Au Mali, 32 civils peuls ont atrocement été tués le samedi 23 juin dernier dans une attaque attribuée à des assaillants qui portaient des habits des chasseurs traditionnels dozo.
Encore des peuls pris pour cible! Le fait est assez inquiétant et pratiquement itératif pour être passé sous silence ou simplement relégué dans la rubrique des chiens écrasés. En attendant des investigations plus poussées et surtout une punition exemplaire des auteurs de ces meurtres, il faut relever que depuis près de trois ans, cette ethnie dénonce des expéditions régulières qui sont menées contre ses membres. Soit ces violences prennent source des luttes intercommunautaires classiques entre Peuls, de tradition éleveurs et Bambara et Dogon, ethnies majoritairement agriculteurs. Soit ce sont des exactions qui sont menées au nom de la lutte anti jihadiste. Même des opérations militaires, dont certaines meurtrières ont été menées contre des Peuls, toujours au nom de la lutte antiterroriste.
L’amalgame est triste et dangereux pour une ethnie qui n’est pas forcément la seule à servir de vivier au terrorisme. Pire cette stigmatisation, selon les victimes peules serait encouragée par les autorités maliennes qui en seraient des complices actives ou passives. Certes, dans cette guerre asymétrique dans laquelle, les militaires de la Force française Barkhane et les éléments de la Mission des Nations unies au Mali (Minusma) et encore moins l’armée malienne, ont souvent montré leurs limites, tous les moyens sont mis en œuvre pour mettre hors d’état de nuire les jihadistes. Mais c’est encore plus dangereux de frustrer une partie de la population, qui n’est pas moins malienne que les autres nationalités. La cohésion nationale ne s’en portera que plus mal, pour un pays qui en a besoin pour aborder bientôt des échéances électorales qui s’annoncent bien mouvementées compte tenu des parties et candidats en présence.
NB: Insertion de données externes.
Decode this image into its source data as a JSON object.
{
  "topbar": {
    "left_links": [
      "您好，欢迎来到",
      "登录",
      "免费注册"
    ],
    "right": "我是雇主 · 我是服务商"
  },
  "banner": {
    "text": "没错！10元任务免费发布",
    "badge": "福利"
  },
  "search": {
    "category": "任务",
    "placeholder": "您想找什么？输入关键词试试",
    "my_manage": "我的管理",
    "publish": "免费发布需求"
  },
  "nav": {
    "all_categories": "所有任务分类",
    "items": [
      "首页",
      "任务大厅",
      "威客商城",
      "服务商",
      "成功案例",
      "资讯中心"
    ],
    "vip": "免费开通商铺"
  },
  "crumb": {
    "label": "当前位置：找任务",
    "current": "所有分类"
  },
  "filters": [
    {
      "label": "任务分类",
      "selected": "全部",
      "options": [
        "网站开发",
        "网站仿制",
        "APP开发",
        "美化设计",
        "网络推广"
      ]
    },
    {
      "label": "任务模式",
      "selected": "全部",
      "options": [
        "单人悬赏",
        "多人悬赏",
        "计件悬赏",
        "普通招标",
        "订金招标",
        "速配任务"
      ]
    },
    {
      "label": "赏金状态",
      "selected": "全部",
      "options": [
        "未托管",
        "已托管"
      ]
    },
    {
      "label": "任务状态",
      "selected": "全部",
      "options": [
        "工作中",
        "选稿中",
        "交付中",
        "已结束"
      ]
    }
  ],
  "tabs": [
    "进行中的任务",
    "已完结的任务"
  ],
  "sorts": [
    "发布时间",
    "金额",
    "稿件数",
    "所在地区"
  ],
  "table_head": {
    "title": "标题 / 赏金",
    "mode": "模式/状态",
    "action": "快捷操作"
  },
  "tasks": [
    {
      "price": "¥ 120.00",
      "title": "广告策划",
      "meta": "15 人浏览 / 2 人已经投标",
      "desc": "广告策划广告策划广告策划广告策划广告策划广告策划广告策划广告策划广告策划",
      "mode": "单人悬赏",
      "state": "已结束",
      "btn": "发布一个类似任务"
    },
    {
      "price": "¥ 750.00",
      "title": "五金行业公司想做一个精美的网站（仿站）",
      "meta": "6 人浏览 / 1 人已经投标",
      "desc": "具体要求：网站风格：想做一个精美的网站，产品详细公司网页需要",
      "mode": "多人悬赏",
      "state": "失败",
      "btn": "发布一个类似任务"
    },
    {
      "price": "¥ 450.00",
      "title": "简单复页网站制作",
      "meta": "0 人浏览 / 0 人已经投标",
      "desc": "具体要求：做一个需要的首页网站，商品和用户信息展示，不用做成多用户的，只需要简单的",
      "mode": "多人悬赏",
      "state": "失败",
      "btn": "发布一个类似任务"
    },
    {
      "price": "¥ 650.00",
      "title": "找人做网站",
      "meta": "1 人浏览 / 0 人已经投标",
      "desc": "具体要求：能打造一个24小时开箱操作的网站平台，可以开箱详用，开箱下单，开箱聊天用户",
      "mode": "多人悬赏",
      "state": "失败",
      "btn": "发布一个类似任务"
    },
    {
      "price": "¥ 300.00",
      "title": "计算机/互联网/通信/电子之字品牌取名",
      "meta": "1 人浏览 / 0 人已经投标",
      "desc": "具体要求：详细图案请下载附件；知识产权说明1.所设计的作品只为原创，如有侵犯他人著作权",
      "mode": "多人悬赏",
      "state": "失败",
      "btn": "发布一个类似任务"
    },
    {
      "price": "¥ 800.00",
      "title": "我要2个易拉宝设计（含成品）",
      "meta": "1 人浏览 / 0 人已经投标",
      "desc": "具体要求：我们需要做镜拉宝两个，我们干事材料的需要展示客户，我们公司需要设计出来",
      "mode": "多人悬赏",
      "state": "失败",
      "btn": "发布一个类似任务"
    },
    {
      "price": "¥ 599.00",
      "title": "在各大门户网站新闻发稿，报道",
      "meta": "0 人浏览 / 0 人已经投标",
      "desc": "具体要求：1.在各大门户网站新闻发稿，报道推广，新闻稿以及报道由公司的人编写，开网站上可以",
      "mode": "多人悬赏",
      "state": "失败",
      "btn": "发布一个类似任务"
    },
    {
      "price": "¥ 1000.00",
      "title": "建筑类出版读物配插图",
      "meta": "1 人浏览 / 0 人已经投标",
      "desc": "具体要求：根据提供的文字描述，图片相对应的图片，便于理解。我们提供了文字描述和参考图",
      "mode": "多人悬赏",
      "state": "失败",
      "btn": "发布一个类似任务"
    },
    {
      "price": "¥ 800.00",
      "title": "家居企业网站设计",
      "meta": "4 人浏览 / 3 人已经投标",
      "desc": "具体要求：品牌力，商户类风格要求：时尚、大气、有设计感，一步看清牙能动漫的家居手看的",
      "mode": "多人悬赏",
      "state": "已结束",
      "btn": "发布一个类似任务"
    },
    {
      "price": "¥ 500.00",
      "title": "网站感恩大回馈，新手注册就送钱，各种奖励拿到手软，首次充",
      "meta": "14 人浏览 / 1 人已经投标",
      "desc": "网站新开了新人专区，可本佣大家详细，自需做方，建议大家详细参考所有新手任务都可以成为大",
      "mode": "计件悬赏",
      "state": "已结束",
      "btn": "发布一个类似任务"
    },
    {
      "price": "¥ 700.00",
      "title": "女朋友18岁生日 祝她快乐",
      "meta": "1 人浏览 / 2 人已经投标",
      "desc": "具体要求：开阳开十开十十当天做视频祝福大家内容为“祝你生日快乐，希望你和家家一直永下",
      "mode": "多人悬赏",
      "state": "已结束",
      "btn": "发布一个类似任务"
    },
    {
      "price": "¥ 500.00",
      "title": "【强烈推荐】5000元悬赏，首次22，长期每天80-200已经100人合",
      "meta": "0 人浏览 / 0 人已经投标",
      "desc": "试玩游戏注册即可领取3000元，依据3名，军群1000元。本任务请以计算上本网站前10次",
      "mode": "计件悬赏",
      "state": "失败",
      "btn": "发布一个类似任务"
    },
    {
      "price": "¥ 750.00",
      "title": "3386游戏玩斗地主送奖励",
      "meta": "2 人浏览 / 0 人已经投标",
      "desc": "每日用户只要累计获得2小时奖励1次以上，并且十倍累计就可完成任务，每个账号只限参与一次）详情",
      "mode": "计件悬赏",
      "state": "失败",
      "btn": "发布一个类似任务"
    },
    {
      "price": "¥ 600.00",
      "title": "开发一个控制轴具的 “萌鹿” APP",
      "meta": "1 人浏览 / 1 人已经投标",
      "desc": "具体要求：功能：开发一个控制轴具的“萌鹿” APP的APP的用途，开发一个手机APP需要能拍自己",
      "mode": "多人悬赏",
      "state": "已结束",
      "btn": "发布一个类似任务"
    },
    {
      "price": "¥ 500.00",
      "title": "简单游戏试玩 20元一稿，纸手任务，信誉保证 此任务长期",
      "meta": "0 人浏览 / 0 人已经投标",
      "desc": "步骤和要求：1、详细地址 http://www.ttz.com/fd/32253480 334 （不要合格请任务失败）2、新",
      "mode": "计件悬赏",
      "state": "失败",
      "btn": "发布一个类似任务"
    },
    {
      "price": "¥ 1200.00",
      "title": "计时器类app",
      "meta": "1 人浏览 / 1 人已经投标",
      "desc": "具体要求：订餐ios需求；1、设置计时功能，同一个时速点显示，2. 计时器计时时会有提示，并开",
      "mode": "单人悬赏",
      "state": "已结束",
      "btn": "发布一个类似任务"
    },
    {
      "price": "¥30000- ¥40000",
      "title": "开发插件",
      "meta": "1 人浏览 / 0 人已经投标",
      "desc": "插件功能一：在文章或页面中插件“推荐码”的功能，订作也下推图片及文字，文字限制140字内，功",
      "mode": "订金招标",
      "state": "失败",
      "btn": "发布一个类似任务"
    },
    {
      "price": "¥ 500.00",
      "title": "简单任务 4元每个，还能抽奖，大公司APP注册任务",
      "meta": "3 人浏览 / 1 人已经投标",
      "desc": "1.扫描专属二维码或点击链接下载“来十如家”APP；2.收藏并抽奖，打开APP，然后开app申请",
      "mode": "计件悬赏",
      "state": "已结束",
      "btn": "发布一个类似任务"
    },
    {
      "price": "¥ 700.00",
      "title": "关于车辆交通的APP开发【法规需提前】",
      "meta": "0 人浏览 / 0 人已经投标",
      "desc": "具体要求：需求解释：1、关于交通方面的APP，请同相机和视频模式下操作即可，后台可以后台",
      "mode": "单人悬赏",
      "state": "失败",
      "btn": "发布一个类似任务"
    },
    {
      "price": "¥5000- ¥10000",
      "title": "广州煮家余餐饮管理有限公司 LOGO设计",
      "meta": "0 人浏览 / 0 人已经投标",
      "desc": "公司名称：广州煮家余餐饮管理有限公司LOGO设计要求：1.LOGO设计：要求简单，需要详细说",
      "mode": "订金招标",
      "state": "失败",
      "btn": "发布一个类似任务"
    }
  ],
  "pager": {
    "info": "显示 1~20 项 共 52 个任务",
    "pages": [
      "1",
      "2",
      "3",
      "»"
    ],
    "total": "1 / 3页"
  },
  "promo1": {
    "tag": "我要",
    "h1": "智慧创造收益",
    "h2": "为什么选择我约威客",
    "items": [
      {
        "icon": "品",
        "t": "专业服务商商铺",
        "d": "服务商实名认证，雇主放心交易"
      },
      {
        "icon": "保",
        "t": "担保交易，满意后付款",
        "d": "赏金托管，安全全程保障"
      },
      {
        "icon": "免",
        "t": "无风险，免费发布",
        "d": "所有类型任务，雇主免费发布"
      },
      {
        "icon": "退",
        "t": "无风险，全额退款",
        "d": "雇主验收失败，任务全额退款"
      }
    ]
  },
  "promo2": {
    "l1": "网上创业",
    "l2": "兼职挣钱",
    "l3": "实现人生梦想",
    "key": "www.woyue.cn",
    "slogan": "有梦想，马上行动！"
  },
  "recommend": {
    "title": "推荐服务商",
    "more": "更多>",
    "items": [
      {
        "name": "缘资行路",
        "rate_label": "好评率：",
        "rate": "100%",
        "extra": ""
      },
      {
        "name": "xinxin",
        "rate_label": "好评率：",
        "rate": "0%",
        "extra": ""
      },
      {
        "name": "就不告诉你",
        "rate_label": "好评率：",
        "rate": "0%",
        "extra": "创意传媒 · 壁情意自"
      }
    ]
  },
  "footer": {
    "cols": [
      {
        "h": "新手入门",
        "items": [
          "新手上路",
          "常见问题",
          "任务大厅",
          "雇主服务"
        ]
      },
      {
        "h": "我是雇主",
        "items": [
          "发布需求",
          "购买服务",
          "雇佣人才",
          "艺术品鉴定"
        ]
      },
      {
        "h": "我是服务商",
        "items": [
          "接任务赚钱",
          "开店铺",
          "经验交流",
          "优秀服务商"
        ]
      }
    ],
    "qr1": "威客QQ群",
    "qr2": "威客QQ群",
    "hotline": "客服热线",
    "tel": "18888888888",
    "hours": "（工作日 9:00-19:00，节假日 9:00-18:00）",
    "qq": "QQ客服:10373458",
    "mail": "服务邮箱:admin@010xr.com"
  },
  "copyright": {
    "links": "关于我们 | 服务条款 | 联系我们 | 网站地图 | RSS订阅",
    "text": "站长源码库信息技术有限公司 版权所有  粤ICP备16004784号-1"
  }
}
Mieux l’unité et l’union des Maliens sonnent plus que jamais comme une urgence si le pays veut recoller ses morceaux et plus particulièrement, reprendre le Nord aux mains des terroristes et autres bandits du même acabit.
Du reste, cette stigmatisation n’est pas l’apanage du Mali, mais est bien présente dans d’autres pays africains, partout où des politiciens sans vision et en mal de popularité entendent tirer un profit diabolique des confrontations nourries par les fumiers de la religion, de la race ou de l’ethnie. Parfois, ce sont ces trois ingrédients dont la dangerosité a été prouvée qui sont utilisés dans un cocktail hyper explosif qui renforce la fracture sociale. Toutefois, la nouvelle ruse des terroristes étant de se déguiser en militaires de l’armée nationale, il se pourrait bien que ces assaillants de Koumaga au centre du Mali, ne soient pas de vrais chasseurs dozos. Au gouvernement malien de faire donc diligence pour tirer cette affaire au clair afin de ramener la quiétude entre communautés du même pays. Les Peuls, tout comme d’autres nationalités ne sauraient systématiquement, pour une raison ou une autre, assimilés à des terroristes. De la même façon, des fidèles appartenant à telle ou telle religion ne doivent être considérés comme des jihadistes, des hommes sans foi ni loi.